5月に読んだ本

今月もメチャクチャな乱読。

・芹沢一也 ほか著「日本思想という病」(光文社 シノドス・リーディングズ)


これは大変面白かった。シノドス・リーディングズはこれで3冊すべて読んだが、いずれもはずれがなかった。中島岳志の講演と、高田理惠子の講演がなかなか良い。

・戸井十月 著「植木等伝 わかっちゃいるけどやめられない」(小学館文庫)

新聞書評につられて購入。クレージーキャッツやその他の和製ジャズバンドの創成期が生き生きと描かれている。

・立石博高・篠原琢編「国民国家と市民 包摂と排除の諸相」(山川出版社)


・マイク・モラスキー著「戦後日本のジャズ文化 映画・文学・アングラ」(青土社)

同じ著者の本を3冊立て続けに読んでみた。新聞書評に「ジャズ文化論」が掲載されていたのが刺激となった。マイク・モラスキーは日本の大学でも教鞭をとる日本文化論の研究者であるが、著作はすべて英語からの翻訳ではなく、日本語で書かれている。沖縄とジャズと映画と文学を縦横無尽にめぐるところが新鮮だった。実は私はジャズ喫茶なるものに入った記憶はないのだが、モラスキー氏がいうジャズ喫茶の位置づけは大変ユニークで面白い。お勧めである。

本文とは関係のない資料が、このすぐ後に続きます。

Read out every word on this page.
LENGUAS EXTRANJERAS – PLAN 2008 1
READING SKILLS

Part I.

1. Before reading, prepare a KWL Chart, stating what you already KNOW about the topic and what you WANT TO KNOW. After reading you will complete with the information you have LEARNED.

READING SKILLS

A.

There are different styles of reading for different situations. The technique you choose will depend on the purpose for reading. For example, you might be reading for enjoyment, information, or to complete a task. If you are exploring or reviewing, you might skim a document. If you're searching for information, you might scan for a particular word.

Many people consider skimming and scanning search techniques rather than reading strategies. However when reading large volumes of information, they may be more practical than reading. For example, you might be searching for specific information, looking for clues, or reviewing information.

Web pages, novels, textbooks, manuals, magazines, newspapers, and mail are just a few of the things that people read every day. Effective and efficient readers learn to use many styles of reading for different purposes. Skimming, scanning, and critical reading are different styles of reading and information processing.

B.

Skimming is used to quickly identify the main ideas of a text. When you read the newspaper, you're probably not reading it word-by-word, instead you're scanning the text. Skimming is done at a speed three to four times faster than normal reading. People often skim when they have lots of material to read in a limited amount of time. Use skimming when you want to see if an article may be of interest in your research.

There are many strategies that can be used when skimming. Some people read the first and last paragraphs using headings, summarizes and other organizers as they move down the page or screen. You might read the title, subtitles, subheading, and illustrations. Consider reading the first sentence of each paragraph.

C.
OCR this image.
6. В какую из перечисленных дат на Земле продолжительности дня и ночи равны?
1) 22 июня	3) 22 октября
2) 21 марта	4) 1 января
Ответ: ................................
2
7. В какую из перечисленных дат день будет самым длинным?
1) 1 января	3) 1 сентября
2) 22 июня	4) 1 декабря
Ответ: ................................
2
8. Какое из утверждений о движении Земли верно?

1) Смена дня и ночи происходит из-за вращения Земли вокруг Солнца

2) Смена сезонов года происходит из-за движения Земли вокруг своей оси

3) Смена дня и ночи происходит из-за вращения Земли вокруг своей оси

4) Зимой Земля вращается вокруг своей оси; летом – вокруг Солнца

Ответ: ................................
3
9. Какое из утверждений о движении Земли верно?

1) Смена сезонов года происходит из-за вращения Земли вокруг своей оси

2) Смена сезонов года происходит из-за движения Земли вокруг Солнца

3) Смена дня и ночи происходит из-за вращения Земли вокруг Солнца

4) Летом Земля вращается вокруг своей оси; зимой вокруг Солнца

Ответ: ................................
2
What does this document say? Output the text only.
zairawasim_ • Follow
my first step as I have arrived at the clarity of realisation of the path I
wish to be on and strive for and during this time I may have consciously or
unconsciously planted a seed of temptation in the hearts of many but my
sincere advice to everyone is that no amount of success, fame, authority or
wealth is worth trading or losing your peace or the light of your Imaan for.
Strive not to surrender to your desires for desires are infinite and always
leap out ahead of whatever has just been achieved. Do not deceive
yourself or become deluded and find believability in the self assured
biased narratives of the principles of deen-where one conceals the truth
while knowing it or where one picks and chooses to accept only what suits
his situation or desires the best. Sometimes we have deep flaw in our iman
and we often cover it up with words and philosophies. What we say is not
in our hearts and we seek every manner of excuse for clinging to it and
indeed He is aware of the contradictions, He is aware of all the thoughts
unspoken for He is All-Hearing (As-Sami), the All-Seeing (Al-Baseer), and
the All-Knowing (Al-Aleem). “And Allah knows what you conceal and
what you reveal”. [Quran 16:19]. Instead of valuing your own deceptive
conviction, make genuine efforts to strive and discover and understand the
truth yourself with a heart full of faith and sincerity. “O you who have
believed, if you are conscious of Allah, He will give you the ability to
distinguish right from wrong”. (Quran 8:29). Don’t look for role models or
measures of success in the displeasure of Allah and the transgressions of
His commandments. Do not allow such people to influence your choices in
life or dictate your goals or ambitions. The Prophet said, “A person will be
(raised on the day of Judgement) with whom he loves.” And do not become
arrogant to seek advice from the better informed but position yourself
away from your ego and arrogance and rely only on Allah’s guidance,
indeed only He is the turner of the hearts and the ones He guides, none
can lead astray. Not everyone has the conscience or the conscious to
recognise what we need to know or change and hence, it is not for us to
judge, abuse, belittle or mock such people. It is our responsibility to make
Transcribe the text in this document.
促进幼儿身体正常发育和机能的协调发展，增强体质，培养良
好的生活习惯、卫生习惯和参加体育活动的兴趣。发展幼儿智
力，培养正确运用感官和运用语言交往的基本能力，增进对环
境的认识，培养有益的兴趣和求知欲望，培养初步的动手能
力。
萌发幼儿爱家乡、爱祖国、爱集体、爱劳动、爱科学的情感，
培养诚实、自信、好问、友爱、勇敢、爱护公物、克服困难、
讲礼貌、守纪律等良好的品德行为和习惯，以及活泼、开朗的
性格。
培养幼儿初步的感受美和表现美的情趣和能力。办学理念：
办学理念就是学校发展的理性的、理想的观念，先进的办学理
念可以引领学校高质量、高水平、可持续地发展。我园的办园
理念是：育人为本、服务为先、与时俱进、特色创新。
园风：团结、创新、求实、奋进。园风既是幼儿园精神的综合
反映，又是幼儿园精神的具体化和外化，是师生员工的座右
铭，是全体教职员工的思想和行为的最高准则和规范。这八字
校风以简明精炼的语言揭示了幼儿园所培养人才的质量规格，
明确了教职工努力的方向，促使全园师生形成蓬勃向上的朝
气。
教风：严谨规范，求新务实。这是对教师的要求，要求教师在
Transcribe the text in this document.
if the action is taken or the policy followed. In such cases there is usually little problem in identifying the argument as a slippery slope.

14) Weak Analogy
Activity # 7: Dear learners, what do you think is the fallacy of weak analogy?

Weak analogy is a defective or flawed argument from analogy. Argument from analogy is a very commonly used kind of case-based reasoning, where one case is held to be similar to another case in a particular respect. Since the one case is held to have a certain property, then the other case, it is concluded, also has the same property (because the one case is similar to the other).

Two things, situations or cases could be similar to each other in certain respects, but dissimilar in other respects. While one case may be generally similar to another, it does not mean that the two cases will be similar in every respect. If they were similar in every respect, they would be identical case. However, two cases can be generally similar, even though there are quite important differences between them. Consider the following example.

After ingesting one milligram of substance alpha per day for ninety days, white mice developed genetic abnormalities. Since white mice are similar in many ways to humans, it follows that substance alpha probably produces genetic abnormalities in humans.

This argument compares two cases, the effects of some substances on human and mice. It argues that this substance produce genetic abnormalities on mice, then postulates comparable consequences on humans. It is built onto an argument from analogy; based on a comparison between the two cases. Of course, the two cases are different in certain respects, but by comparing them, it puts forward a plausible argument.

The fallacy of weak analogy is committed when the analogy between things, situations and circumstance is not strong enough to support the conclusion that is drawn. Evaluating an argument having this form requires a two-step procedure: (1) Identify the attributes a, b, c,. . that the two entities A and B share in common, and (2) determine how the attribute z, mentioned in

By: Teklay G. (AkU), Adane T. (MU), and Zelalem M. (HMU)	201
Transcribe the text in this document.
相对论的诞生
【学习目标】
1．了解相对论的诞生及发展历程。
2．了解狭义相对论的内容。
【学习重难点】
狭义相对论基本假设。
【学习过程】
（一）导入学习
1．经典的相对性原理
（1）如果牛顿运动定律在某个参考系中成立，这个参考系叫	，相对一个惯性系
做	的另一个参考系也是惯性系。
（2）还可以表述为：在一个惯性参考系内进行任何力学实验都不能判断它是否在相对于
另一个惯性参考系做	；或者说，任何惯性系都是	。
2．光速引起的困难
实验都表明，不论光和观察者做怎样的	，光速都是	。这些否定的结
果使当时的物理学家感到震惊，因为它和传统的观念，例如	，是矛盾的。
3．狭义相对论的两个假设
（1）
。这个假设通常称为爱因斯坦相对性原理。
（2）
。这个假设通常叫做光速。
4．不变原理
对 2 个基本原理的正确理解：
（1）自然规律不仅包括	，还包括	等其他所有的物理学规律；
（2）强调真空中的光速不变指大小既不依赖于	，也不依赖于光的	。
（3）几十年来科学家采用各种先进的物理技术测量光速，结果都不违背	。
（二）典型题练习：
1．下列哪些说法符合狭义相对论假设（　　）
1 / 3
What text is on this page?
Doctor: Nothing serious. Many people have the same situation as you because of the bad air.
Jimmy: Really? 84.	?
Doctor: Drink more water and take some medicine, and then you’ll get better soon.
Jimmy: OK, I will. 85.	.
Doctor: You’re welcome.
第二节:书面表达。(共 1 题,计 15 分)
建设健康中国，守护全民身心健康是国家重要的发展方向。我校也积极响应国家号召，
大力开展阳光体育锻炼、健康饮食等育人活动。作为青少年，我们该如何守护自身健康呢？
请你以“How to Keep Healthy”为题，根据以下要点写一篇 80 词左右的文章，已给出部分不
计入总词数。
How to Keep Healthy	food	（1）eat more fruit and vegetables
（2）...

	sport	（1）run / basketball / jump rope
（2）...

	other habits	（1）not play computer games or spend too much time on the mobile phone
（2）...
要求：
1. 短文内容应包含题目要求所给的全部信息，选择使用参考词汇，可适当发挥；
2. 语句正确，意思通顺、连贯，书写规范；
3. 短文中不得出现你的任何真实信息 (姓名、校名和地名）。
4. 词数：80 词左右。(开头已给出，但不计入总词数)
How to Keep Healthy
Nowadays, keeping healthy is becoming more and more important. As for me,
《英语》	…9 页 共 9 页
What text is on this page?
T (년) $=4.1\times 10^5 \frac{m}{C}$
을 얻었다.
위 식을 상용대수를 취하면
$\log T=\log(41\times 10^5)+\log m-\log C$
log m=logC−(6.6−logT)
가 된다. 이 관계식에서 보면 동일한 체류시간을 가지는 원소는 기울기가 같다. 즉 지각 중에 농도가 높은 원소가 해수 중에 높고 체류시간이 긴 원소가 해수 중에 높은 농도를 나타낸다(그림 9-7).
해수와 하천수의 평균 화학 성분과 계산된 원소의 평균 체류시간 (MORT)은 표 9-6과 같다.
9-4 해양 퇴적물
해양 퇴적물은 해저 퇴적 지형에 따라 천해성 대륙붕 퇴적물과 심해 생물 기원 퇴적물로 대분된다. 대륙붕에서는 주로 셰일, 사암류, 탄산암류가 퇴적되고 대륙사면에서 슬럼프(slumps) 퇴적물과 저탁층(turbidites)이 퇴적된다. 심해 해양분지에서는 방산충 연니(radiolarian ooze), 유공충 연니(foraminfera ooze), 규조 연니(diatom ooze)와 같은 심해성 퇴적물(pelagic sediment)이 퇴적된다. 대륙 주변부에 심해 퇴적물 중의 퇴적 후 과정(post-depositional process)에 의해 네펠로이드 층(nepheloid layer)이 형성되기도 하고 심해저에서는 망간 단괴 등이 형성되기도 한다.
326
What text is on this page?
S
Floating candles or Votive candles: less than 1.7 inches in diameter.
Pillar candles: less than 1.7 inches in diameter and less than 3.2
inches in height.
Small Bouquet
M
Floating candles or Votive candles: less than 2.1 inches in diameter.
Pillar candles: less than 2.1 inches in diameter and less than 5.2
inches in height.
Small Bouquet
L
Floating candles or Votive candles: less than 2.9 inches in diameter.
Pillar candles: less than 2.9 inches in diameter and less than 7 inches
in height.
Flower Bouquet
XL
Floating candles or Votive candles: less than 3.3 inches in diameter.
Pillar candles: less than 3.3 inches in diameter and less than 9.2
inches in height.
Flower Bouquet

「その言葉、異議あり! 笑える日米文化批評集」(中公新書ラクレ)


「ジャズ喫茶論 戦後の日本文化を歩く」(筑摩書店)


・堀江則雄 著「ユーラシア胎動 ロシア・中国・中央アジア」(岩波新書)

ユーラシア大陸の大国、ロシアと中国と、そこにに接する中央アジア国家の連携について書かれている。日本はこの方面の外交でもずいぶん立ち後れていることがわかる。

・岡本哲志 著「港町のかたち その形成と変容」(法政大学出版局)

古代から形成されてきた港町について、地図入りで丁寧に説明されている。特に瀬戸内海沿岸の港町が取り上げられており、あまり馴染みがない港町は多い(しかし鞆の浦には行ったことがある)が、特に太古は海面が現在より数メートル上昇しており、いにしえの民が好んで港町にした地形には共通点がある。風が大敵だった港町では、港に前島が付属していることが条件だったのだ。